The new metrics: agent throughput, verification rate, recovery rate
How do you know the agents are actually working?
This is the question every operator asks the second week of running an agentic system in production. The old metrics don't fit. Tickets resolved assumes a human is closing them. Revenue per FTE doesn't know how to count an agent. NPS surveys aren't going to tell you that your support agent silently dropped half its tickets last Thursday.
You need a new vocabulary. Here it is, with formulas, with real numbers, and with the 20 lines of code you need to start tracking them today.
TL;DR
- The three metrics that matter most for an agentic-AI-first business are throughput, verification rate, and recovery rate. Track these three before anything else.
- Throughput = units of work produced per agent per day. The "units" are whatever the agent's job description says it ships (emails sent, posts published, tickets closed, leads qualified).
- Verification rate = the percentage of agent outputs that pass an independent check. If you don't have an independent check, the agent isn't running in production, it's running in trust.
- Recovery rate = the percentage of failures the system caught and fixed without a human in the loop. High recovery rate is the difference between a working system and a system that needs a babysitter.
- Two secondary metrics also matter: drift rate (how often the agent did something outside its authority envelope) and silent-green rate (how often the agent logged success with zero actual output).
Why the old metrics don't work
The metrics every SaaS dashboard ships with assume a human worker. Revenue per FTE was invented to measure how much output you get from a person on payroll. Tickets resolved counts the closes on a human's queue. NPS surveys ask one human about another human's behavior.
None of these work for an agent. An agent doesn't have an FTE cost the same way a person does. An agent can close a ticket without doing the work. An agent can claim a job complete and have produced nothing. The metric you need isn't a re-skinned human metric, it's a new metric that captures what an agent does and doesn't do.
We learned this the hard way. We ran our first agentic outbound stack for two weeks reporting "100% job success rate" because every scheduled task logged exit code zero. We then checked the actual outbox and found that one of the three send branches had been silently failing for nine days. The exit code was lying. The right metric would have caught it on day one.
That experience produced the three primary metrics below.
Metric 1: Throughput
Definition.

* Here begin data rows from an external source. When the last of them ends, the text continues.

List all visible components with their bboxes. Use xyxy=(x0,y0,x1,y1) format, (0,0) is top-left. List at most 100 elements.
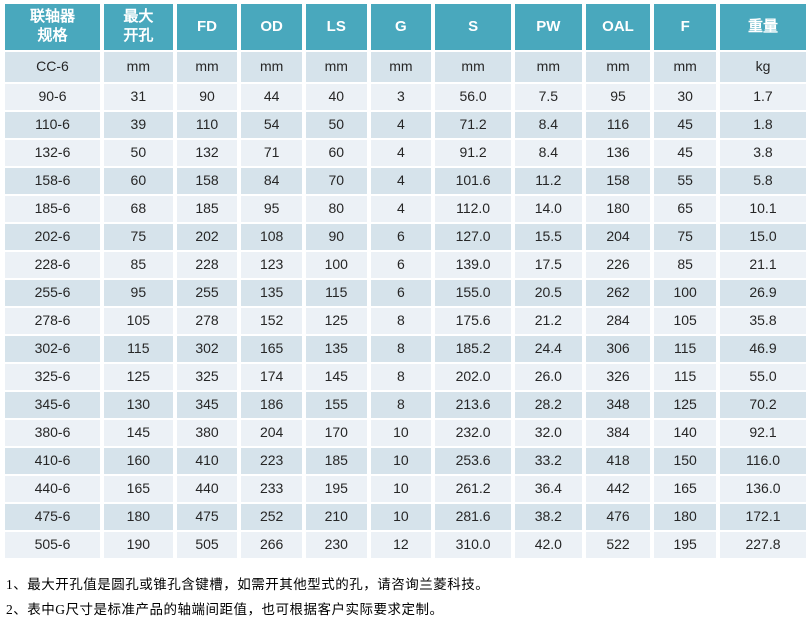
value-cell: 136 xyxy=(585,140,651,166)
spec-cell: 158-6 xyxy=(5,168,100,194)
spec-cell: 410-6 xyxy=(5,448,100,474)
value-cell: 8.4 xyxy=(514,112,582,138)
value-cell: 158 xyxy=(585,168,651,194)
value-cell: 15.5 xyxy=(514,224,582,250)
value-cell: 71.2 xyxy=(435,112,511,138)
units-cell: mm xyxy=(370,52,432,82)
value-cell: 310.0 xyxy=(435,532,511,558)
column-header-max-bore: 最大 开孔 xyxy=(103,4,173,50)
value-cell: 80 xyxy=(305,196,367,222)
value-cell: 3.8 xyxy=(719,140,806,166)
value-cell: 38.2 xyxy=(514,504,582,530)
value-cell: 95 xyxy=(241,196,302,222)
value-cell: 266 xyxy=(241,532,302,558)
units-cell: CC-6 xyxy=(5,52,100,82)
table-row: 345-6 130 345 186 155 8 213.6 28.2 348 125 70.2 xyxy=(5,392,806,418)
value-cell: 213.6 xyxy=(435,392,511,418)
value-cell: 40 xyxy=(305,84,367,110)
value-cell: 84 xyxy=(241,168,302,194)
value-cell: 281.6 xyxy=(435,504,511,530)
value-cell: 50 xyxy=(103,140,173,166)
units-cell: mm xyxy=(435,52,511,82)
value-cell: 6 xyxy=(370,224,432,250)
value-cell: 4 xyxy=(370,112,432,138)
value-cell: 130 xyxy=(103,392,173,418)
units-cell: mm xyxy=(585,52,651,82)
value-cell: 475 xyxy=(176,504,238,530)
value-cell: 30 xyxy=(654,84,716,110)
value-cell: 95 xyxy=(585,84,651,110)
value-cell: 418 xyxy=(585,448,651,474)
value-cell: 50 xyxy=(305,112,367,138)
value-cell: 10 xyxy=(370,420,432,446)
value-cell: 21.2 xyxy=(514,308,582,334)
table-row: 158-6 60 158 84 70 4 101.6 11.2 158 55 5.8 xyxy=(5,168,806,194)
spec-cell: 475-6 xyxy=(5,504,100,530)
column-header-oal: OAL xyxy=(585,4,651,50)
table-row: 228-6 85 228 123 100 6 139.0 17.5 226 85 21.1 xyxy=(5,252,806,278)
value-cell: 226 xyxy=(585,252,651,278)
value-cell: 10.1 xyxy=(719,196,806,222)
value-cell: 135 xyxy=(305,336,367,362)
value-cell: 14.0 xyxy=(514,196,582,222)
value-cell: 26.9 xyxy=(719,280,806,306)
column-header-g: G xyxy=(370,4,432,50)
value-cell: 90 xyxy=(176,84,238,110)
spec-cell: 255-6 xyxy=(5,280,100,306)
value-cell: 4 xyxy=(370,168,432,194)
value-cell: 165 xyxy=(654,476,716,502)
header-row: 联轴器 规格 最大 开孔 FD OD LS G S PW OAL F 重量 xyxy=(5,4,806,50)
spec-cell: 380-6 xyxy=(5,420,100,446)
column-header-spec: 联轴器 规格 xyxy=(5,4,100,50)
value-cell: 145 xyxy=(103,420,173,446)
value-cell: 28.2 xyxy=(514,392,582,418)
value-cell: 228 xyxy=(176,252,238,278)
table-row: 380-6 145 380 204 170 10 232.0 32.0 384 140 92.1 xyxy=(5,420,806,446)
value-cell: 36.4 xyxy=(514,476,582,502)
value-cell: 3 xyxy=(370,84,432,110)
value-cell: 155.0 xyxy=(435,280,511,306)
value-cell: 115 xyxy=(654,364,716,390)
value-cell: 476 xyxy=(585,504,651,530)
spec-cell: 302-6 xyxy=(5,336,100,362)
value-cell: 33.2 xyxy=(514,448,582,474)
value-cell: 195 xyxy=(305,476,367,502)
value-cell: 55.0 xyxy=(719,364,806,390)
value-cell: 75 xyxy=(103,224,173,250)
value-cell: 227.8 xyxy=(719,532,806,558)
spec-cell: 202-6 xyxy=(5,224,100,250)
value-cell: 278 xyxy=(176,308,238,334)
units-cell: mm xyxy=(103,52,173,82)
value-cell: 115 xyxy=(103,336,173,362)
coupling-spec-table: 联轴器 规格 最大 开孔 FD OD LS G S PW OAL F 重量 CC… xyxy=(1,2,810,560)
table-row: 202-6 75 202 108 90 6 127.0 15.5 204 75 15.0 xyxy=(5,224,806,250)
value-cell: 45 xyxy=(654,112,716,138)
value-cell: 185.2 xyxy=(435,336,511,362)
value-cell: 4 xyxy=(370,140,432,166)
value-cell: 44 xyxy=(241,84,302,110)
value-cell: 70 xyxy=(305,168,367,194)
spec-cell: 132-6 xyxy=(5,140,100,166)
footnote-2: 2、表中G尺寸是标准产品的轴端间距值，也可根据客户实际要求定制。 xyxy=(6,602,444,617)
value-cell: 158 xyxy=(176,168,238,194)
value-cell: 10 xyxy=(370,476,432,502)
table-row: 505-6 190 505 266 230 12 310.0 42.0 522 195 227.8 xyxy=(5,532,806,558)
value-cell: 60 xyxy=(103,168,173,194)
value-cell: 230 xyxy=(305,532,367,558)
value-cell: 186 xyxy=(241,392,302,418)
value-cell: 31 xyxy=(103,84,173,110)
value-cell: 233 xyxy=(241,476,302,502)
spec-cell: 90-6 xyxy=(5,84,100,110)
value-cell: 202 xyxy=(176,224,238,250)
value-cell: 100 xyxy=(305,252,367,278)
value-cell: 160 xyxy=(103,448,173,474)
value-cell: 306 xyxy=(585,336,651,362)
spec-cell: 185-6 xyxy=(5,196,100,222)
column-header-fd: FD xyxy=(176,4,238,50)
value-cell: 26.0 xyxy=(514,364,582,390)
value-cell: 35.8 xyxy=(719,308,806,334)
value-cell: 8 xyxy=(370,336,432,362)
units-cell: mm xyxy=(514,52,582,82)
units-row: CC-6 mm mm mm mm mm mm mm mm mm kg xyxy=(5,52,806,82)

Units of work produced per agent per day, where "units" are whatever the agent's job description says it ships.
Formula. throughput = count(outputs in period) / count(agents) / count(days in period)
Real numbers from our running system. Blog Writer ships 1.0 substantive posts per agent per day, averaged over 30 days. Outreach Closer sends 14-32 cold emails per agent per day, with the variance driven by inbox health and ICP queue depth. Support Agent handles 3-9 inbound replies per day. Distributor pushes 4-6 syndication events per published asset. Operator runs one full ops loop per day with about 40 sub-checks in each loop.
Why it matters. Throughput is the first thing to fall when something is wrong. If throughput drops from 32 emails per day to 8 with no obvious schedule change, something broke. You can debug from there. If you don't track throughput, the breakage hides behind "green" status checks for days.
How to instrument it. In every agent's main loop, write a single event to a shared log with the agent name, the timestamp, and the unit it just produced. In our stack, that's a one-line append to a JSON Lines file: runs.jsonl. Twenty lines of Python to set up. Read the file once a day, group by agent and date, count, divide.
Metric 2: Verification rate
Definition. The percentage of agent outputs that pass an independent check.
Formula. verification_rate = count(outputs verified pass) / count(outputs produced)
Real numbers. Our current verification rates: Blog Writer 0.94 (a separate QA agent reads each post and checks for the lint rules and the citation density before publish). Outreach Closer 0.91 (the linter checks every email against the format rules, and a second pass checks the actual SMTP send acknowledgement, not just the schedule's exit code). Support Agent 0.88 (a second agent reads every reply before send and checks for envelope compliance). Distributor 0.97 (each channel post is fetched back after publish to confirm it actually appeared).
Why it matters. This is the metric that catches the lying logs. If your agent says "I sent 40 emails" and the SMTP confirmation count is 12, your verification rate is 0.30, not 1.0. The exit code is not a verification. A verification is a separate check, by a separate process, against the actual artifact in the actual destination.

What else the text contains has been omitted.